Your letters and tips
I cross the Sand and Leeu rivers to reach the farmyard at Losberg, my father’s land at the foot of the mountains north of Beaufort West. Our two sheep dogs, Jackie and Chip, charge towards the gate, always eager to offer a welcome. The greenery around the house is blooming beautifully, but it’s a constant struggle to keep out the goats. (A friend advises that one should throw a bucket of water at the fence around the goats’ enclosure. If the water lands on the other side of the fence, this means it still isn’t secure enough to keep them inside.) (Read our article on goats on page 120. – Eds.)

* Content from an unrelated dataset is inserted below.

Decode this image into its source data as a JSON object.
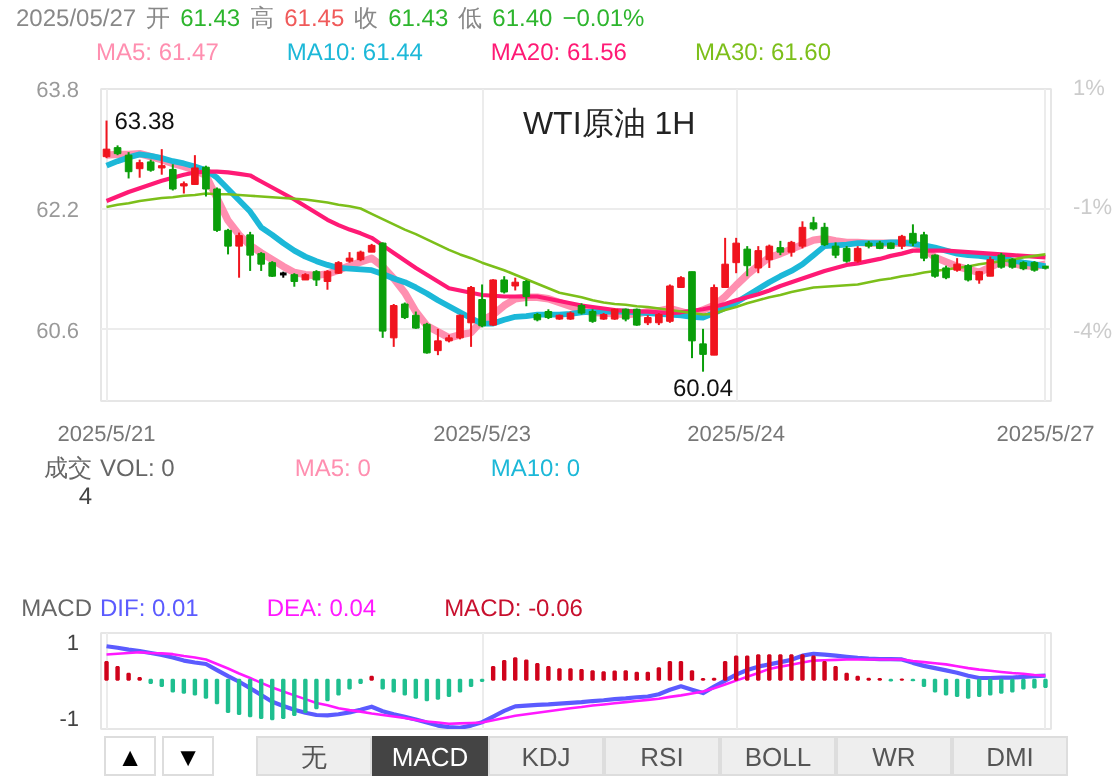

The kitchen floors creak when you step on them – as it should be. It’s a sound that confirms you are now on the farm. The heat of the old wood stove that burns through the night is like a grandmother who embraces you. And it isn’t long before I sit down to a bowl of hot bean soup, the sort that requires me eating the beans out from between the bones. Seated around the kitchen table, we feel happy and thankful, together and safe.
A few days in the Karoo set the tempo of life back to normal. One morning I drive the farm bakkie to Beaufort. In the first river course, a rabbit cuts in front of the bakkie, turns sharply, shoots over the sand bank and disappears into the yellow grass. Blue mountains north of me, and the golden plains of the Karoo, broken here and there by a red-yellow rocky ridge or green river course. I turn on the radio. It crackles… a traffic report… peak-hour chaos in Cape Town. Thousands of people are trapped in their cars in the city, and I am driving here, where a brush with a rabbit is the closest I will get to dealing with traffic.
The Karoo appears flat and bare, but she is brimming with surprises and secrets. The neatly packed stone kraals, the windmills and concrete dams, and the old farmsteads are like mementoes left here over time. The Lord has lent us a piece of it. He measured out and set aside the most beautiful area for us. This is Losberg, our farm in the Karoo.